Any classroom can get out of control from time to time. But one unique teaching method empowers teachers to stop behavior problems before they begin.
You can see No-Nonsense Nurturing, as it's called, firsthand at Druid Hills Academy in Charlotte, N.C.
"Your pencil is in your hand. Your voice is on zero. If you got the problem correct, you're following along and checking off the answer. If you got the problem incorrect, you are erasing it and correcting it on your paper."
Math teacher Jonnecia Alford has it down pat. She then describes to her sixth-graders what their peers are doing.
"Vonetia's looking at me. Denario put her pencil down — good indicator. Monica put hers down and she's looking at me."
In "no-nonsense nurturing," directions are often scripted in advance, and praise is kept to a minimum. The method is, in part, the brainchild of former school principal Kristyn Klei Borrero. She's now CEO of the Center for Transformative Teacher Training, an education consulting company based in San Francisco.
Klei Borrero says the foundation of the program isn't new. It just puts into practice what she's observed from high-performing teachers — that is, keeping expectations high by only praising outstanding effort.
"It notices students who are doing the right thing. It creates this positive momentum, but also gives the students who might have missed the directions another way of hearing it without being nagging, and also seeing it in action," says Klei Borrero.
The center has worked with more than 250 schools across the country since 2009. Many of those are charter schools, but some are traditional public schools in places like Denver and Cleveland. All of them have similar populations: students from low-income families, many of them black and Hispanic. Nine of those schools are in Charlotte.
No-nonsense nurturing makes some education specialists uncomfortable, though. "Maybe we are doing them a favor by teaching them codes of power, but maybe we're also participating in some kind of, I don't know, colonization," says Barb Stengel, an education professor at Vanderbilt University. "We're simply teaching kids to look like me."
She worries there's too much emphasis on compliance, not engagement.

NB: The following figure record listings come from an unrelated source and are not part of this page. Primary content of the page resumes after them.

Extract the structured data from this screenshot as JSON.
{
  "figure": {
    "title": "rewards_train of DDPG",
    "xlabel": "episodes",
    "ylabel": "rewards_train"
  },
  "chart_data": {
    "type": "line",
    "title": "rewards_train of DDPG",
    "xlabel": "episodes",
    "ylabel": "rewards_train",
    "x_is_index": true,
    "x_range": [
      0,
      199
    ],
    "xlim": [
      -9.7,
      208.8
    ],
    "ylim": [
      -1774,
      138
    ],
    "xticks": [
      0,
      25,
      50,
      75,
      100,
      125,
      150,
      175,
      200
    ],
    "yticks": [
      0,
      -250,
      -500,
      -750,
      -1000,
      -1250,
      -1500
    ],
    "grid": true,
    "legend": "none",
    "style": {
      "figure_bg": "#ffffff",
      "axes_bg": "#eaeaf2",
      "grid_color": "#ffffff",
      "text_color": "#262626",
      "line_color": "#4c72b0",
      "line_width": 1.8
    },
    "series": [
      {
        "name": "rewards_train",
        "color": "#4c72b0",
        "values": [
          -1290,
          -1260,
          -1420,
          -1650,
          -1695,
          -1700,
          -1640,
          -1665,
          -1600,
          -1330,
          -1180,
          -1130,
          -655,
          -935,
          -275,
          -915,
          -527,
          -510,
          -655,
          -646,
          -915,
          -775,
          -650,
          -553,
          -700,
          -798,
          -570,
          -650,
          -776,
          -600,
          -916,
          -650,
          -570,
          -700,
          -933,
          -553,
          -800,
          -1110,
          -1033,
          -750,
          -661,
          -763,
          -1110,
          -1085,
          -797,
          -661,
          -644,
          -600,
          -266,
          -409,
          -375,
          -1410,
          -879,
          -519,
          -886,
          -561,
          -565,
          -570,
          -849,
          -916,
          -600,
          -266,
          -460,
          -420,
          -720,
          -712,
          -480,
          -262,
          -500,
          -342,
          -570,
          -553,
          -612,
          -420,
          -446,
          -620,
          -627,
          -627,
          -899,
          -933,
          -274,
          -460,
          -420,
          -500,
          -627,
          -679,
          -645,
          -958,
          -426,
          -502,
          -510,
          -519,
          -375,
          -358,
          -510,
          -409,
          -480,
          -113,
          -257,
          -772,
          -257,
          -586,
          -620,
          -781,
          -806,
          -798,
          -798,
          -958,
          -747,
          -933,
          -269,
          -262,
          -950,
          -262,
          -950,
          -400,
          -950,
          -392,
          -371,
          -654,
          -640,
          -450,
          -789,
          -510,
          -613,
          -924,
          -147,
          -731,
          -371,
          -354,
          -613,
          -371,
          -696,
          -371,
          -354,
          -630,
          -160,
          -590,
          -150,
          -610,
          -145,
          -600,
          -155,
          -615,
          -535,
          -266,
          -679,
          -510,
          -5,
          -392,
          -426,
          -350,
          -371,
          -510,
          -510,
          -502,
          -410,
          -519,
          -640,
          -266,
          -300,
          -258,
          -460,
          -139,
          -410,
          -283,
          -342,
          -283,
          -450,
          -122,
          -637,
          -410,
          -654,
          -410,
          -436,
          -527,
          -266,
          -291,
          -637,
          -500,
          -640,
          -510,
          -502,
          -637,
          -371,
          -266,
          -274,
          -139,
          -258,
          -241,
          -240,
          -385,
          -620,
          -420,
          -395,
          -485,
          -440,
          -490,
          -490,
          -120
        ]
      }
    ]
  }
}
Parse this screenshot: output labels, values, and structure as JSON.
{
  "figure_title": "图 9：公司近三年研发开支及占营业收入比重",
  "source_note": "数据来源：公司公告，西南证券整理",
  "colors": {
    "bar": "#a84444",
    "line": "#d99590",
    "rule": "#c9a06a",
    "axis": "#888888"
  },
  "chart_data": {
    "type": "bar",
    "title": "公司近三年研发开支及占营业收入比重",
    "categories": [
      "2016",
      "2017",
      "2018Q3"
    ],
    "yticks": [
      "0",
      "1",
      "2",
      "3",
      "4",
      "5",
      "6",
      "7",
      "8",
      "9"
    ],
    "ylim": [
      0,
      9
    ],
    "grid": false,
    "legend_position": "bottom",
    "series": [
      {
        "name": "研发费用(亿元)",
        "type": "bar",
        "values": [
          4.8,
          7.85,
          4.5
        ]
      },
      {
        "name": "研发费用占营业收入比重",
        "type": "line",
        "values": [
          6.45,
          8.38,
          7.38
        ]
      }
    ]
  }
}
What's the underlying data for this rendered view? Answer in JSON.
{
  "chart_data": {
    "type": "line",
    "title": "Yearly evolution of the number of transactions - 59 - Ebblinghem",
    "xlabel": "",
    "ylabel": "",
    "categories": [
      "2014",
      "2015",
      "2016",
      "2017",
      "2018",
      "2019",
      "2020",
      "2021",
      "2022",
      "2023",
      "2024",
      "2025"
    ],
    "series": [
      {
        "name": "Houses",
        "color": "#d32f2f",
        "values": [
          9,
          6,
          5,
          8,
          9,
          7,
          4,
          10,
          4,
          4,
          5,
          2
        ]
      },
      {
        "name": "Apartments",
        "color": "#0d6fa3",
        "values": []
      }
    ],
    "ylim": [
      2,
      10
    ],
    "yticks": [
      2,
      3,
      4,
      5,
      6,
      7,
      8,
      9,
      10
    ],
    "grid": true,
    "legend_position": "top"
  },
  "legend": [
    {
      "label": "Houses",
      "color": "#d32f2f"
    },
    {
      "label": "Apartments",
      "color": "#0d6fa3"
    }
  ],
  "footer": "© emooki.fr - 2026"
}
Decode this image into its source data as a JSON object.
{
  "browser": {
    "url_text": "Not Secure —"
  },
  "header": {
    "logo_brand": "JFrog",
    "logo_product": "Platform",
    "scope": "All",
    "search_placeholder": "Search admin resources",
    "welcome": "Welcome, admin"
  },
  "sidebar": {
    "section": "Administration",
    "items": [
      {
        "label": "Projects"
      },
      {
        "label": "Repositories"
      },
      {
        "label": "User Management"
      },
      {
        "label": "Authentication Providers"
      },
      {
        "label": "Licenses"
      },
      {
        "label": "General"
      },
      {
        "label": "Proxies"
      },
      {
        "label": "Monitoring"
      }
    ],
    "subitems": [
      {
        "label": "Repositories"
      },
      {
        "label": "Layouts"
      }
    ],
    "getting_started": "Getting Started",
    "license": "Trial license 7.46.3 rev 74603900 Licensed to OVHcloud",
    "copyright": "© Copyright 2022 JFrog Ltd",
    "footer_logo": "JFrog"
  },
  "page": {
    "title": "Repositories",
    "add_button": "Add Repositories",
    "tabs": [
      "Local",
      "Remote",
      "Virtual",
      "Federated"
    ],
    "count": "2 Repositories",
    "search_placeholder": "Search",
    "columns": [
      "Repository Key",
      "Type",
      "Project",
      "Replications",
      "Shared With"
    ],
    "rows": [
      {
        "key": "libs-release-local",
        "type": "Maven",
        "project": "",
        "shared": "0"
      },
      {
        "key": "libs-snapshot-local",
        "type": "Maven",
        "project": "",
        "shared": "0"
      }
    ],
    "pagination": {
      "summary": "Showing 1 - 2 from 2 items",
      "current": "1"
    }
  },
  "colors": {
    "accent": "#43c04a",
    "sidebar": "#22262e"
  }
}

School leaders in Charlotte say no-nonsense nurturing gives their students structure that they need. They say they've noticed kids are more engaged since the district began using the approach. Out-of-school suspensions are down, and kids are missing fewer days at some schools.
Teachers like Kelly McManus, at Druid Hills, go through several weeks of training before implementing no-nonsense nurturing in their own classrooms.
"I would say, 'Students, please, raise your hand on a level zero, if you ...' "
Her coach and colleague Vanetia Howard interrupts, "Stop. 'Please.' You want them to do it; there's no opt-out. Drop the 'please.' "
After this one-on-one session, it's time to put what McManus has learned into action — while still being coached. McManus wears an earbud. Howard stands in the back of the class. She whispers directions to McManus through a walkie-talkie.
"Ask for complete sentences when students respond," Howard instructs to McManus.
"We're going to respond in complete sentences," McManus tells the class.
As if one coach watching her every move isn't nerve-racking enough, the whole session is overseen by a coach from the Center for Transformative Teaching. McManus feels stressed, but finds it valuable.
"I have never gotten so much feedback from a coach like that before. I mean, intentional feedback where I can take that back to my room and use it," she says.
Her complaint, which you hear a lot, is that she feels like a robot at times.
Stengel, the Vanderbilt professor, sees how the scripted directions and narration help, but adds, "I just don't want these teachers — particularly if they're going to stay in the profession — to think this is all there is to developing children toward autonomy and responsibility."
No-nonsense nurturing acknowledges this, and encourages teachers to lay off that robotic voice over time. The hope is that, eventually, students won't need it.